“Food, in the end, in our own tradition, is something holy. It’s not about nutrients and calories. It’s about sharing. It’s about honesty. It’s about identity.” Louise Fresco
He wants to learn how to cook–perhaps professionally. A grandson coming of age. His father likes to cook. And the son has been asking me how I do this or that. And can he help?
“Cream puffs,” I said, “Let me show you how to make cream puffs.”
I make them by special request–and yearly for his aunt’s birthday.
Our cream puffs are not pictured above. Ours were a tad less poufy but good–at least once we got to the second tray.
Boiling the water and butter (only real butter), then adding the flour. The batter looked like mashed potatoes until we added the eggs.
It’s a version of Murphy’s Law that, when you’re trying to show off a particular skill, something won’t go right.

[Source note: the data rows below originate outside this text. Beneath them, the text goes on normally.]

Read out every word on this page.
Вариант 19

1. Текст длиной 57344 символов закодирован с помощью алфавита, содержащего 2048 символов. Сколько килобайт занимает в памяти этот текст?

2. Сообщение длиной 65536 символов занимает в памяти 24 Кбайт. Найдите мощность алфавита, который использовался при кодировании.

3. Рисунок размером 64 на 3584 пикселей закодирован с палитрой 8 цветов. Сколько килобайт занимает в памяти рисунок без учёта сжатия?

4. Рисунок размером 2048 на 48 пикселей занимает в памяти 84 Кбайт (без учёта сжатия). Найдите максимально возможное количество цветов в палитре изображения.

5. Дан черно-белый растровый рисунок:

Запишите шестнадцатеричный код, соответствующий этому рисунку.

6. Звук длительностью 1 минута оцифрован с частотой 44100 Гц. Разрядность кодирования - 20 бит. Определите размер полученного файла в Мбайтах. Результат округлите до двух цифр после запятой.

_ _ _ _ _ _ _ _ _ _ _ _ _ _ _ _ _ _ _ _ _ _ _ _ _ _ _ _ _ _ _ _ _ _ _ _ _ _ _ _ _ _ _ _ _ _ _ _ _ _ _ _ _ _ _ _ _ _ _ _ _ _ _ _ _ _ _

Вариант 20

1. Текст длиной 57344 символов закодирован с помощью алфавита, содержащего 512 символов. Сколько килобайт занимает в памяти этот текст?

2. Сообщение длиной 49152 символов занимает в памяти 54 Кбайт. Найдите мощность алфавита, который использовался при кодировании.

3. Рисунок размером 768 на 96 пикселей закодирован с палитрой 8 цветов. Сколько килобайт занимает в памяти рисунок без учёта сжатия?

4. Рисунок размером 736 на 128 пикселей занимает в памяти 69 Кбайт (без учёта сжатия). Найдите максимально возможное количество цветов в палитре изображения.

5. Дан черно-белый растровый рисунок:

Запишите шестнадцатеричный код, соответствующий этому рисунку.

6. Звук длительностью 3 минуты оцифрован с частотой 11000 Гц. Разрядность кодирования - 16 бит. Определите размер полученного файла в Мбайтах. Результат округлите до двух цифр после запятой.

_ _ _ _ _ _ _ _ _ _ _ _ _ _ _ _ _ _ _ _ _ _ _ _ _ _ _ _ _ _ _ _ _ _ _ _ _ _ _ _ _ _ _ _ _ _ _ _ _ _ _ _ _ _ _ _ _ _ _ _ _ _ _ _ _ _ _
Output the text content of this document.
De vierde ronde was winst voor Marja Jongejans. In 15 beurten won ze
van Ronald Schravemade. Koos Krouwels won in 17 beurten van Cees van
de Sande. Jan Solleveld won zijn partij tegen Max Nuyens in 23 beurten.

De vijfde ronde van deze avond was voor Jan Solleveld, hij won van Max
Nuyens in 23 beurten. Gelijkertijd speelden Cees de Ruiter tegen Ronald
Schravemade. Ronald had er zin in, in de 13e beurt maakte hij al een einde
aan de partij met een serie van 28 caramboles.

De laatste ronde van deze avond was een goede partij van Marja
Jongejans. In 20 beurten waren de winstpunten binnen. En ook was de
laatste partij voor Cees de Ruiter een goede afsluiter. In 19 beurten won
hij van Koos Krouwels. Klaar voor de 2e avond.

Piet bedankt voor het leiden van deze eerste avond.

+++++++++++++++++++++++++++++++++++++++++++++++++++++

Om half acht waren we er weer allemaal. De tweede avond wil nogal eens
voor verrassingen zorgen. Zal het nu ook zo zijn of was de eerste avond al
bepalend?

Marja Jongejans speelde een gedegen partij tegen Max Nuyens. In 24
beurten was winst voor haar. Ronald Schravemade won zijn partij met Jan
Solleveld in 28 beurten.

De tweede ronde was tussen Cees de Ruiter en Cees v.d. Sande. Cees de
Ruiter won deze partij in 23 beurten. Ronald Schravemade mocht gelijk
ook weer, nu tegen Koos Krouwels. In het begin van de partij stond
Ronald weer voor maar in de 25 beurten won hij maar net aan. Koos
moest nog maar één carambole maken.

Little cream puffs put low in the oven get too crispy. The next tray went higher, bigger, better.
Life lesson: Failure is an opportunity to adjust and go again.
I heated the milk for the pudding/filling in the microwave. I confess that I used a pudding mix rather than working from scratch. Perhaps on another day that isn’t as full, we can make scratch pudding. A mix, yes. Instant? No way!
Kitchen rule: It’s a sin to make your own cream puffs and fill them with instant pudding.
Life lesson: Pursue quality. But quality in the experience is more important than the quality of scratch every time.
The day was a typical Wednesday. Lots of noise with four boys–three brothers and a cousin–coming to my house in a borrowed van after school. A convenient meal tossed in the oven. An evening of youth group and children’s church activities.
But this Wednesday was special because we had cream puffs. Even if all of them weren’t perfect. Even if we were just a bit rushed.
He and I made them together. We didn’t just make food. We made a memory.
We made something that lasts longer than a meal. We shared flavor and sustenance passed from one generation to another.